Fewer Than 100 Cigar Orchids Found In Big Cypress National Preserve

Eighty-five cigar orchid plants have been found in Big Cypress National Preserve/Dr. Hong Liu

A monthslong search for rare cigar orchids in Big Cypress National Preserve in Florida has turned up 85 of the plants the state of Florida considers endangered.

The survey of the 729,00-acre preserve was not exhaustive, covering just 705 acres. However, modeling used by the researchers suggested that the orchid’s population in Big Cypress was “relatively stable for the time being.”

Dr. Hong Liu, a Florida International University professor, began her search in late 2021 and logged 25 treks into the preserve’s backcountry before concluding field work in spring 2022. In a report presented to the National Park Service this past February, the professor noted there was a concerning propensity of adult cigar orchids [61 percent].

“Only 4 percent of individuals were seedlings, and 35 percent were juveniles. Together with the observation that no plant had produced any fruit in the 2021 and 2022 seasons, this population structure indicates that recruitments of the cigar orchid population in [Big Cypress] were sparse,” she wrote.

The researchers broke down the orchids they found into four categories: seedlings, juvenile plants, adults, and super adults. The “super adults” featured more than 20 stems. 

The researchers classified the cigar orchids they found into four age groups/Dr. Hong Liu

Tens of thousands of cigar orchids once bobbed in the breezes across South Florida’s swamps and hardwood hammocks, Craig Pittman noted in a previous National Parks Traveler article on Liu’s search. But logging, commercial harvesting, and habitat alteration have drastically cut the population.

More recently, the sublime plants have been a target for poachers as surely as the better-known but equally rare ghost orchid found in nearby Fakahatchee Strand Preserve State Park and Audubon’s Corkscrew Swamp Sanctuary.
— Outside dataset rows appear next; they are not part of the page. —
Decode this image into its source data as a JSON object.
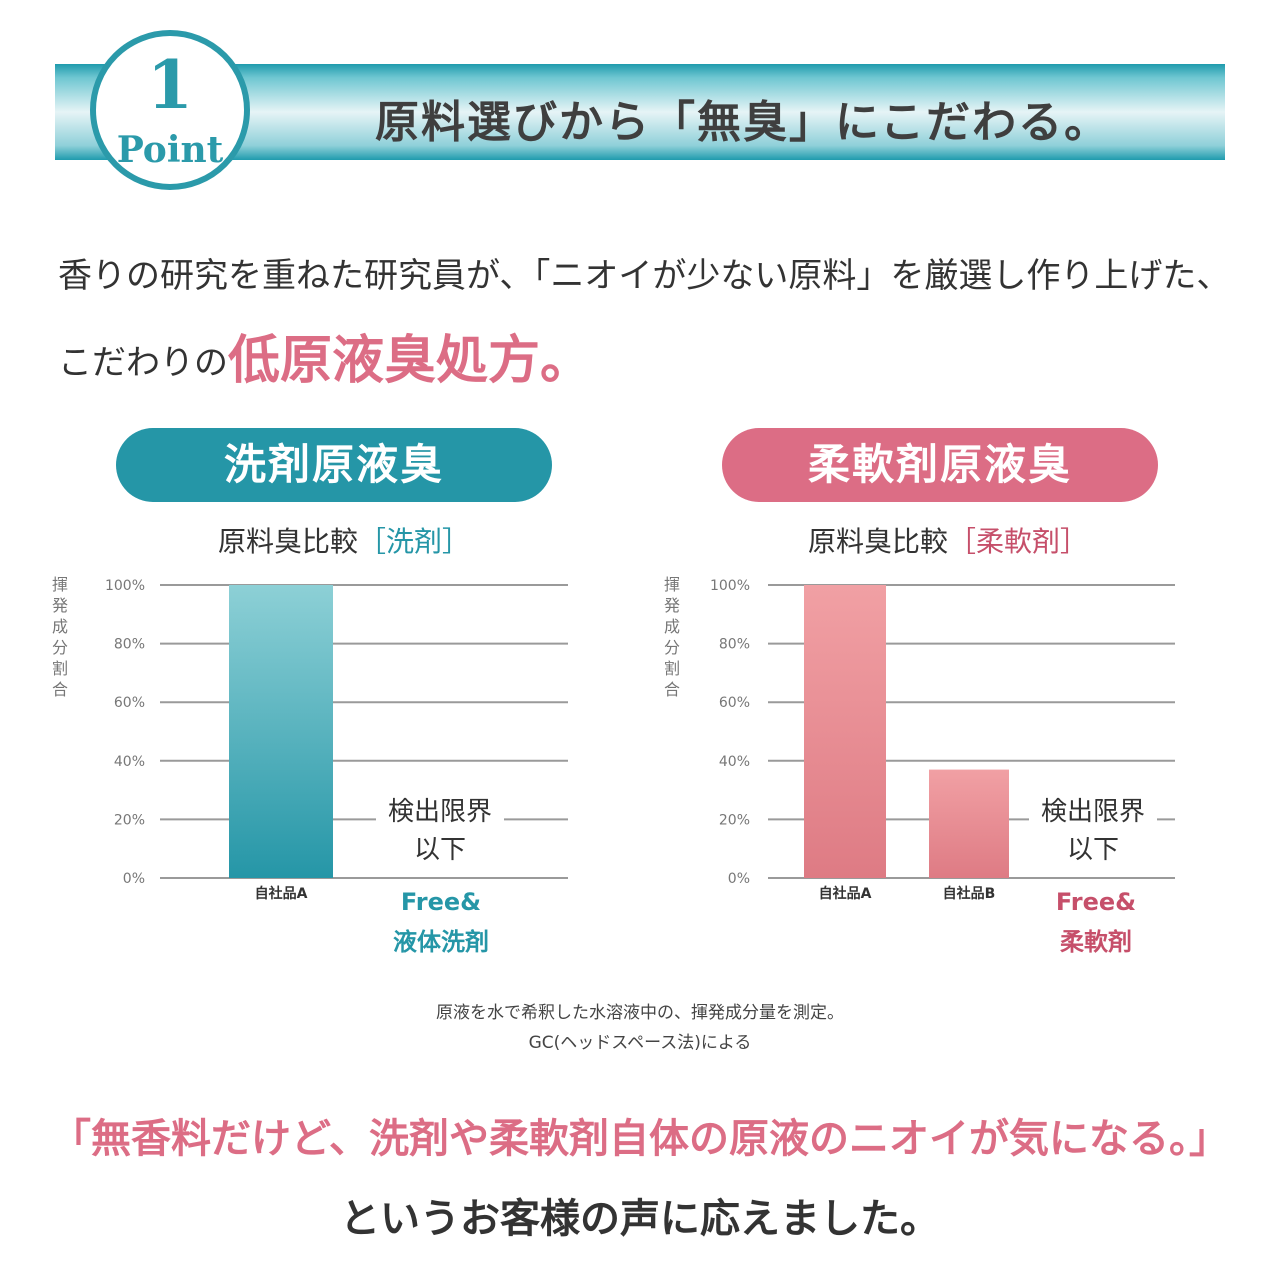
{
  "header": {
    "point_number": "1",
    "point_label": "Point",
    "title": "原料選びから「無臭」にこだわる。"
  },
  "intro": {
    "line1": "香りの研究を重ねた研究員が、「ニオイが少ない原料」を厳選し作り上げた、",
    "line2_prefix": "こだわりの",
    "line2_highlight": "低原液臭処方。"
  },
  "colors": {
    "teal": "#2596a7",
    "pink": "#dc6d85",
    "grid": "#9a9a9a"
  },
  "panels": [
    {
      "pill": "洗剤原液臭",
      "subtitle_prefix": "原料臭比較",
      "subtitle_accent": "［洗剤］"
    },
    {
      "pill": "柔軟剤原液臭",
      "subtitle_prefix": "原料臭比較",
      "subtitle_accent": "［柔軟剤］"
    }
  ],
  "chart_data": [
    {
      "type": "bar",
      "ylabel": "揮発成分割合",
      "ylim": [
        0,
        100
      ],
      "yticks": [
        "0%",
        "20%",
        "40%",
        "60%",
        "80%",
        "100%"
      ],
      "categories": [
        "自社品A",
        "Free&液体洗剤"
      ],
      "values": [
        100,
        0
      ],
      "annotation": [
        "検出限界",
        "以下"
      ],
      "product_label": [
        "Free&",
        "液体洗剤"
      ]
    },
    {
      "type": "bar",
      "ylabel": "揮発成分割合",
      "ylim": [
        0,
        100
      ],
      "yticks": [
        "0%",
        "20%",
        "40%",
        "60%",
        "80%",
        "100%"
      ],
      "categories": [
        "自社品A",
        "自社品B",
        "Free&柔軟剤"
      ],
      "values": [
        100,
        37,
        0
      ],
      "annotation": [
        "検出限界",
        "以下"
      ],
      "product_label": [
        "Free&",
        "柔軟剤"
      ]
    }
  ],
  "notes": {
    "line1": "原液を水で希釈した水溶液中の、揮発成分量を測定。",
    "line2": "GC(ヘッドスペース法)による"
  },
  "closing": {
    "quote": "「無香料だけど、洗剤や柔軟剤自体の原液のニオイが気になる。」",
    "response": "というお客様の声に応えました。"
  }
}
Liu told Pittman she did not know how much pilfered cigars might fetch on the black market, where collectors have been known to pay as much as $10,000 for one forbidden flower from a different species.

“Though not exhaustive, searches conducted in this study covered extensive and representative cigar orchid habitats in [Big Cypress] and yielded a good baseline on the population status of cigar orchids in the preserve,” Liu noted in her report to the Park Service. “Several indications point to the limitation of recruitment, which include the fact that more than half of the cigar orchids found were of adult size, seedlings were rare, and no fruit or signs of fruit were observed during the surveys. All these findings point to a population that heavily relies on adult plant survival for existence and is highly vulnerable to poaching and environmental threats, along with disease.”

The researcher noted that the oil bee, a “specialized and efficient pollinator of the cigar orchid,” is not found in Big Cypress and that could be a factor in the low reproduction of the orchid in the preserve. And while she did not notice any disease on the orchids related to the Boisduval scale insect, Liu recommended the Park Service conduct a follow-up survey to determine that insect’s impact on the cigar orchid as well as on other wild orchid species in the preserve.

The researcher also suggested that the Park Service should pursue additional studies every five years at least to determine whether the species’ population was indeed stable. If a decline was noted, she suggested “in-situ hand pollination to boost fruit production in cigar orchid hotspots” in the preserve.